Le système de cabines (vestiaires privatifs) versus casiers collectifs mérite attention. Une cabine vous offre un espace individuel pour vous changer, poser vos affaires en sécurité et vous reposer entre deux bains. Le casier collectif est un simple casier dans une salle partagée. Pour un séjour de trois heures ou plus, la cabine vaut son surcoût de 5 à 8 euros, surtout à Széchenyi où les zones de repos entre les bassins sont limitées.
Les bassins ont des températures variables et signalées par des panneaux. À Széchenyi, les bassins extérieurs sont maintenus à 27, 34 et 38 degrés respectivement. À Gellért, les bassins intérieurs varient entre 30 et 40 degrés. La progression conseillée est de commencer par les bassins les moins chauds pour habituer le système circulatoire, puis d’augmenter progressivement la température, en s’accordant des pauses dans la salle froide ou sous la douche fraîche entre chaque immersion. Cette alternance chaud-froid est précisément ce qui maximise les bénéfices vasculaires reconnus des bains thermaux.
Les week-ends de décembre et janvier, plusieurs thermes proposent des soirées à thème ou des événements culturels. Le Rudas organise des séances de nuit avec musique ambiante sur son rooftop panoramique. Széchenyi perpétue sa tradition de Sparty (soirée dansante dans les piscines) plusieurs fois par mois d’octobre à mars. Ces événements ne sont pas pour tous les profils : si vous recherchez la contemplation et la détente, une séance de semaine en matinée restera toujours la meilleure option.
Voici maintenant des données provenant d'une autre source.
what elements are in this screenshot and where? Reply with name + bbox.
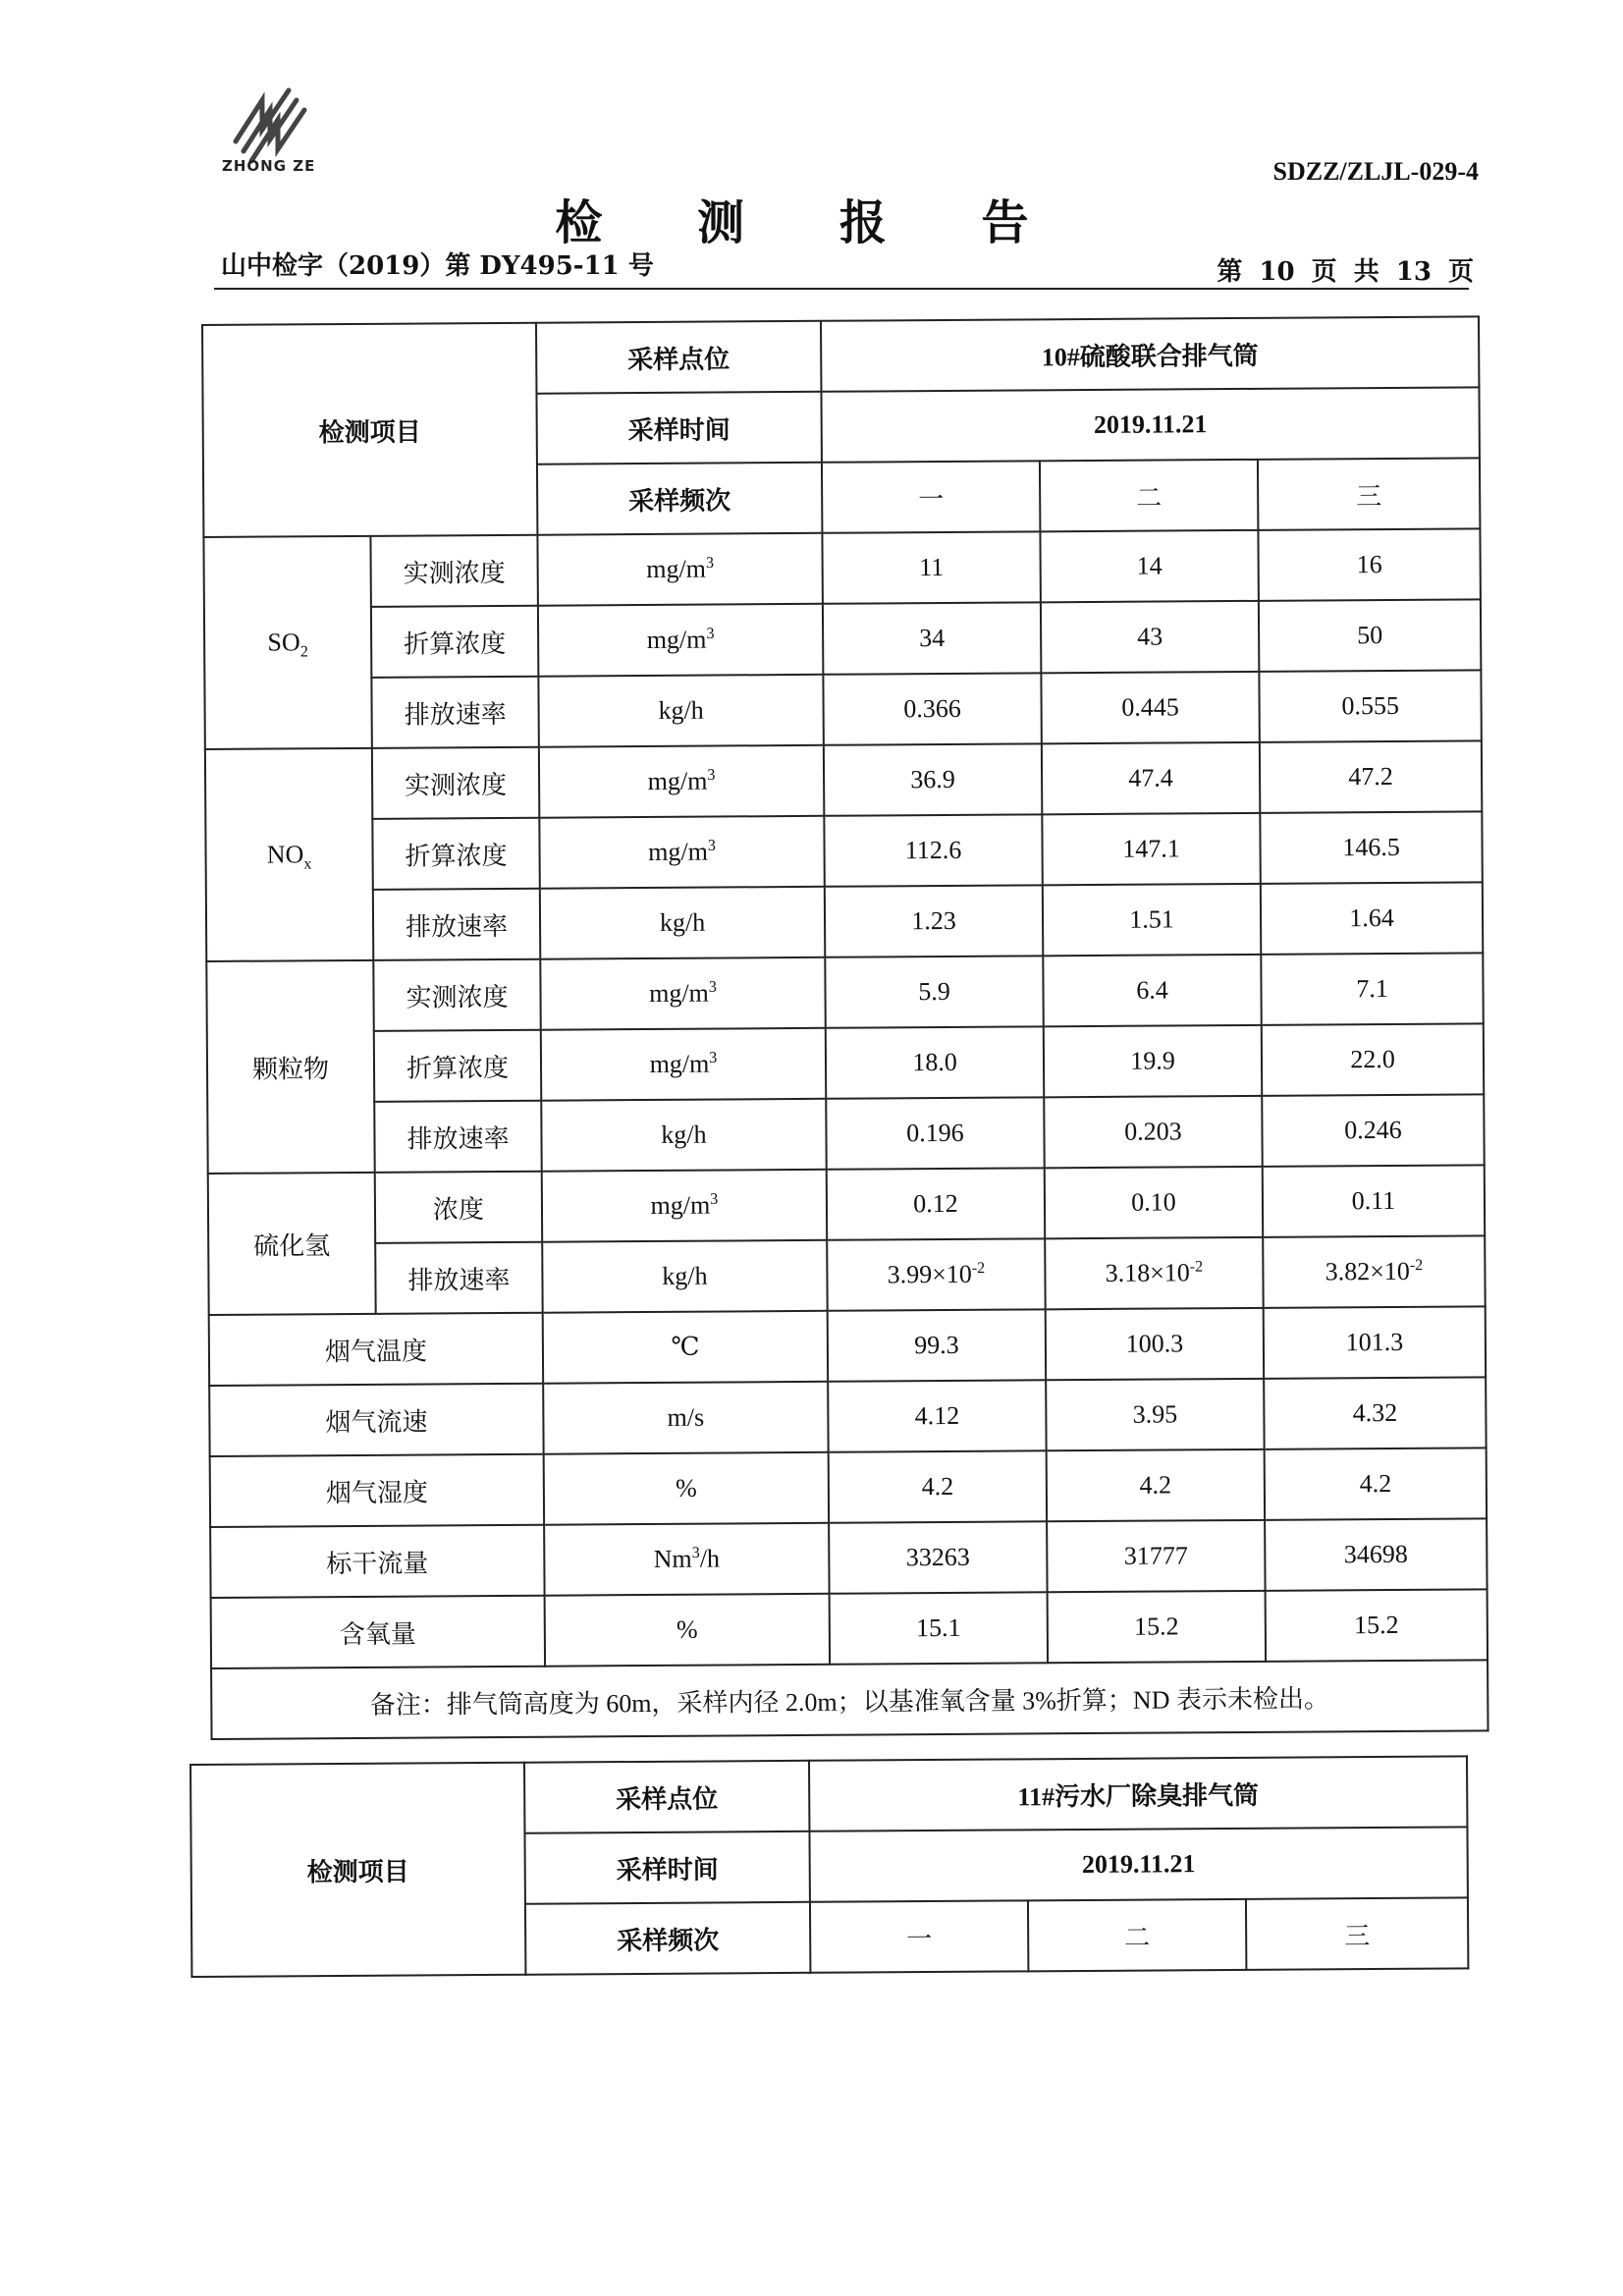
- h2s-label: 硫化氢: [208, 1173, 376, 1315]
- value-cell: 14: [1040, 530, 1258, 602]
- value-cell: 1.64: [1261, 882, 1484, 954]
- param-label: 含氧量: [211, 1596, 545, 1668]
- value-cell: 6.4: [1043, 955, 1261, 1026]
- metric-label: 实测浓度: [373, 959, 540, 1031]
- sampling-time-value: 2019.11.21: [821, 387, 1479, 462]
- value-cell: 4.2: [1265, 1448, 1488, 1519]
- so2-label: $SO_2$: [203, 536, 371, 749]
- value-cell: 34698: [1265, 1518, 1488, 1590]
- value-cell: 4.2: [1047, 1449, 1265, 1521]
- param-label: 烟气湿度: [210, 1454, 544, 1527]
- value-cell: 0.10: [1045, 1167, 1263, 1238]
- value-cell: 43: [1041, 601, 1259, 673]
- report-number: 山中检字（2019）第 DY495-11 号: [221, 251, 654, 281]
- metric-label: 折算浓度: [372, 818, 539, 890]
- nox-label: $NO_x$: [205, 748, 373, 961]
- value-cell: 7.1: [1261, 953, 1484, 1024]
- results-table-11: [189, 1755, 1469, 1978]
- frequency-3: 三: [1258, 458, 1481, 529]
- unit-cell: $mg/m^3$: [537, 533, 822, 606]
- value-cell: 0.12: [827, 1168, 1045, 1239]
- unit-cell: $mg/m^3$: [539, 816, 824, 889]
- value-cell: 4.32: [1264, 1377, 1487, 1449]
- particulate-label: 颗粒物: [206, 960, 374, 1174]
- unit-cell: m/s: [543, 1382, 828, 1454]
- unit-cell: kg/h: [538, 675, 823, 747]
- page-info: 第 10 页 共 13 页: [1217, 257, 1474, 287]
- value-cell: 34: [823, 602, 1041, 674]
- unit-cell: $mg/m^3$: [538, 604, 823, 677]
- sampling-point-label: 采样点位: [524, 1761, 809, 1833]
- value-cell: 0.203: [1044, 1096, 1262, 1168]
- value-cell: 0.246: [1262, 1094, 1485, 1166]
- sampling-time-label: 采样时间: [524, 1831, 809, 1904]
- value-cell: 1.23: [825, 885, 1043, 957]
- metric-label: 实测浓度: [370, 535, 537, 607]
- remarks-note: 备注：排气筒高度为 60m，采样内径 2.0m；以基准氧含量 3%折算；ND 表示未检出。: [211, 1660, 1488, 1739]
- value-cell: 22.0: [1262, 1023, 1485, 1095]
- metric-label: 实测浓度: [372, 747, 539, 819]
- param-label: 烟气温度: [209, 1313, 543, 1386]
- unit-cell: kg/h: [542, 1240, 827, 1313]
- frequency-2: 二: [1040, 460, 1258, 531]
- value-cell: 18.0: [826, 1026, 1044, 1098]
- value-cell: 0.445: [1041, 672, 1259, 743]
- item-header: 检测项目: [202, 323, 537, 537]
- unit-cell: %: [545, 1594, 830, 1667]
- value-cell: 4.12: [828, 1380, 1046, 1451]
- value-cell: 99.3: [828, 1309, 1046, 1381]
- value-cell: $3.82\times 10^{-2}$: [1263, 1235, 1486, 1307]
- value-cell: 0.11: [1263, 1165, 1486, 1236]
- unit-cell: $mg/m^3$: [540, 957, 825, 1030]
- unit-cell: $mg/m^3$: [542, 1170, 827, 1242]
- header-rule: [214, 288, 1469, 290]
- metric-label: 折算浓度: [371, 606, 538, 678]
- value-cell: 4.2: [829, 1450, 1047, 1522]
- item-header: 检测项目: [190, 1763, 525, 1977]
- param-label: 标干流量: [210, 1525, 544, 1598]
- unit-cell: kg/h: [541, 1099, 826, 1172]
- unit-cell: $mg/m^3$: [539, 745, 824, 818]
- value-cell: 15.2: [1048, 1591, 1266, 1663]
- sampling-time-value: 2019.11.21: [809, 1827, 1467, 1901]
- sampling-point-label: 采样点位: [536, 321, 821, 394]
- sampling-frequency-label: 采样频次: [525, 1902, 810, 1975]
- value-cell: 0.555: [1259, 670, 1482, 741]
- unit-cell: Nm$^3$/h: [544, 1523, 829, 1596]
- report-title: 检 测 报 告: [555, 195, 1068, 250]
- value-cell: 47.2: [1260, 740, 1483, 812]
- value-cell: 11: [822, 531, 1040, 603]
- metric-label: 排放速率: [371, 677, 538, 748]
- metric-label: 排放速率: [373, 889, 540, 960]
- value-cell: $3.99\times 10^{-2}$: [827, 1238, 1045, 1310]
- value-cell: 147.1: [1042, 813, 1260, 885]
- unit-cell: $mg/m^3$: [541, 1028, 826, 1101]
- value-cell: 100.3: [1046, 1308, 1264, 1380]
- sampling-frequency-label: 采样频次: [537, 463, 822, 535]
- value-cell: 112.6: [824, 814, 1042, 886]
- value-cell: 16: [1258, 528, 1481, 600]
- value-cell: 1.51: [1043, 884, 1261, 956]
- value-cell: 47.4: [1042, 742, 1260, 814]
- metric-label: 浓度: [375, 1172, 542, 1243]
- value-cell: 15.1: [830, 1592, 1048, 1664]
- value-cell: 19.9: [1044, 1025, 1262, 1097]
- metric-label: 排放速率: [374, 1101, 541, 1173]
- document-code: SDZZ/ZLJL-029-4: [1272, 157, 1479, 186]
- logo-text: ZHONG ZE: [222, 157, 316, 175]
- value-cell: 5.9: [825, 956, 1043, 1027]
- frequency-2: 二: [1028, 1899, 1246, 1971]
- value-cell: 15.2: [1266, 1589, 1488, 1661]
- sampling-point-value: 10#硫酸联合排气筒: [821, 316, 1479, 391]
- metric-label: 排放速率: [375, 1242, 542, 1314]
- value-cell: $3.18\times 10^{-2}$: [1045, 1237, 1263, 1309]
- param-label: 烟气流速: [209, 1384, 543, 1456]
- value-cell: 3.95: [1046, 1379, 1264, 1450]
- unit-cell: ℃: [543, 1311, 828, 1384]
- results-table-10: [201, 315, 1489, 1740]
- value-cell: 0.196: [826, 1097, 1044, 1169]
- sampling-time-label: 采样时间: [536, 392, 821, 465]
- value-cell: 33263: [829, 1521, 1047, 1593]
- frequency-1: 一: [810, 1900, 1028, 1972]
- value-cell: 50: [1259, 599, 1482, 671]
- value-cell: 146.5: [1260, 811, 1483, 883]
- unit-cell: %: [544, 1452, 829, 1525]
- frequency-1: 一: [822, 461, 1040, 532]
- value-cell: 31777: [1047, 1520, 1265, 1592]
- sampling-point-value: 11#污水厂除臭排气筒: [809, 1756, 1467, 1831]
- value-cell: 101.3: [1264, 1306, 1487, 1378]
- frequency-3: 三: [1246, 1897, 1469, 1969]
- value-cell: 36.9: [824, 743, 1042, 815]
- unit-cell: kg/h: [540, 887, 825, 959]
- value-cell: 0.366: [823, 673, 1041, 744]
- metric-label: 折算浓度: [374, 1030, 541, 1102]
Certains thermes proposent également des séances de massage dans des cabines séparées, à réserver en avance auprès du personnel à l’accueil. Les massages hongrois traditionnels combinent effleurage profond et mobilisation articulaire : comptez 30 à 45 minutes pour 25 à 40 euros selon l’établissement. À Gellért, les massothérapeutes sont formés à la balneothérapie médicale et peuvent adapter le soin à vos besoins spécifiques si vous les prévenez à l’avance.
Enfin, une précision sur la question de la nudité : contrairement aux saunas scandinaves ou aux thermes allemands, les bains de Budapest sont des espaces à maillot obligatoire. La seule exception historique est le Rudas en semaine sur certains créneaux réservés uniquement aux hommes, vestige d’une tradition ottomane millénaire. Sauf indication contraire explicite sur le site officiel de chaque établissement, munissez-vous toujours d’un maillot de bain.
Si vous souhaitez une expérience unique, ne manquez pas les thermes en grotte de Miskolctapolca — l’une des rares grottes thermales naturelles d’Europe.